An upcoming paper by academics at the University of Auckland has looked into how a good stance can help treat those clinically diagnosed with moderate depression, marking the first time such a link has been found.
Lead researcher Dr. Elizabeth Broadbent enrolled 61 participants suffering mild-to-moderate depression and while half were allowed to sit naturally, the others were told to sit up properly during a screening test. She instructed the second category to level their shoulders, straighten their backs, extend the top of their heads towards the ceiling and pull their shoulder blades back down and together. A stiff piece of tape was placed on their backs, pulling tight if they slouched.
Participants were then given a high-pressured stress-measuring task; a five-minute speech which they were informed would be judged, and they were then told to count backwards from 1,022 in sets of 13. Throughout the test people were told to give feedback on their mood, and it was discovered that those who sat up straight reported more enthusiasm and energy.

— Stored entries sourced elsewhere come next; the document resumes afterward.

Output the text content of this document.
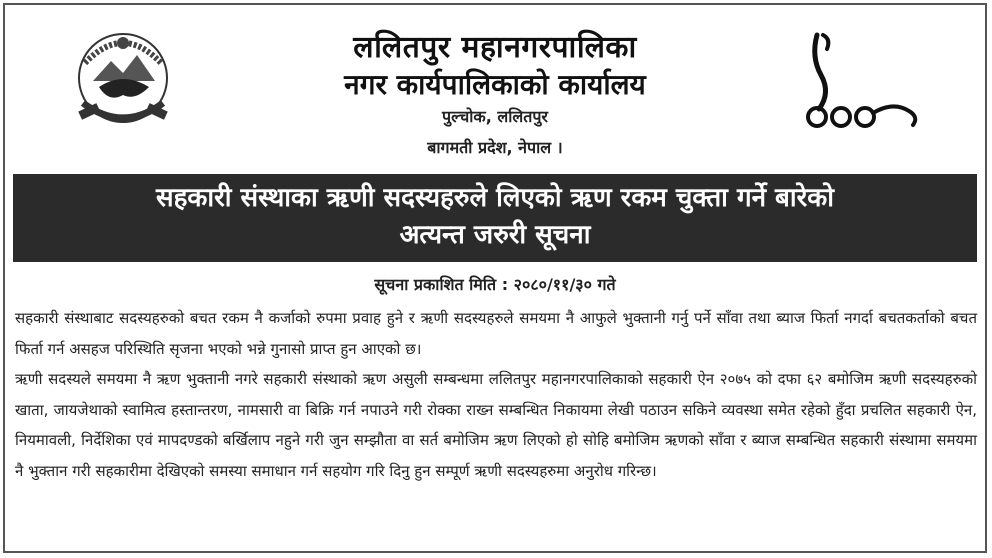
ललितपुर महानगरपालिका
नगर कार्यपालिकाको कार्यालय
पुल्चोक, ललितपुर
बागमती प्रदेश, नेपाल ।
सहकारी संस्थाका ऋणी सदस्यहरुले लिएको ऋण रकम चुक्ता गर्ने बारेको
अत्यन्त जरुरी सूचना
सूचना प्रकाशित मिति : २०८०/११/३० गते
सहकारी संस्थाबाट सदस्यहरुको बचत रकम नै कर्जाको रुपमा प्रवाह हुने र ऋणी सदस्यहरुले समयमा नै आफुले भुक्तानी गर्नु पर्ने साँवा तथा ब्याज फिर्ता नगर्दा बचतकर्ताको बचत फिर्ता गर्न असहज परिस्थिति सृजना भएको भन्ने गुनासो प्राप्त हुन आएको छ।
ऋणी सदस्यले समयमा नै ऋण भुक्तानी नगरे सहकारी संस्थाको ऋण असुली सम्बन्धमा ललितपुर महानगरपालिकाको सहकारी ऐन २०७५ को दफा ६२ बमोजिम ऋणी सदस्यहरुको खाता, जायजेथाको स्वामित्व हस्तान्तरण, नामसारी वा बिक्रि गर्न नपाउने गरी रोक्का राख्न सम्बन्धित निकायमा लेखी पठाउन सकिने व्यवस्था समेत रहेको हुँदा प्रचलित सहकारी ऐन, नियमावली, निर्देशिका एवं मापदण्डको बर्खिलाप नहुने गरी जुन सम्झौता वा सर्त बमोजिम ऋण लिएको हो सोहि बमोजिम ऋणको साँवा र ब्याज सम्बन्धित सहकारी संस्थामा समयमा नै भुक्तान गरी सहकारीमा देखिएको समस्या समाधान गर्न सहयोग गरि दिनु हुन सम्पूर्ण ऋणी सदस्यहरुमा अनुरोध गरिन्छ।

“Compared to sitting in a slumped position, sitting upright can make you feel more proud after a success, increase your persistence at an unsolvable task, and make you feel more confident in your thoughts,” Dr. Broadbent explained.
“Research also suggests that sitting upright can make you feel more alert and enthusiastic, feel less fearful, and have higher self-esteem after a stressful task.”
Those sitting upright were also able to speak clearer during the high-demanding tasks, which could prove beneficial for mental health care.
However, while talking to Psychology Today, Dr. Broadbent noted context and situation also play a big part in how posture impacts mood and that more research is needed into this area. The findings are due to be published later this year.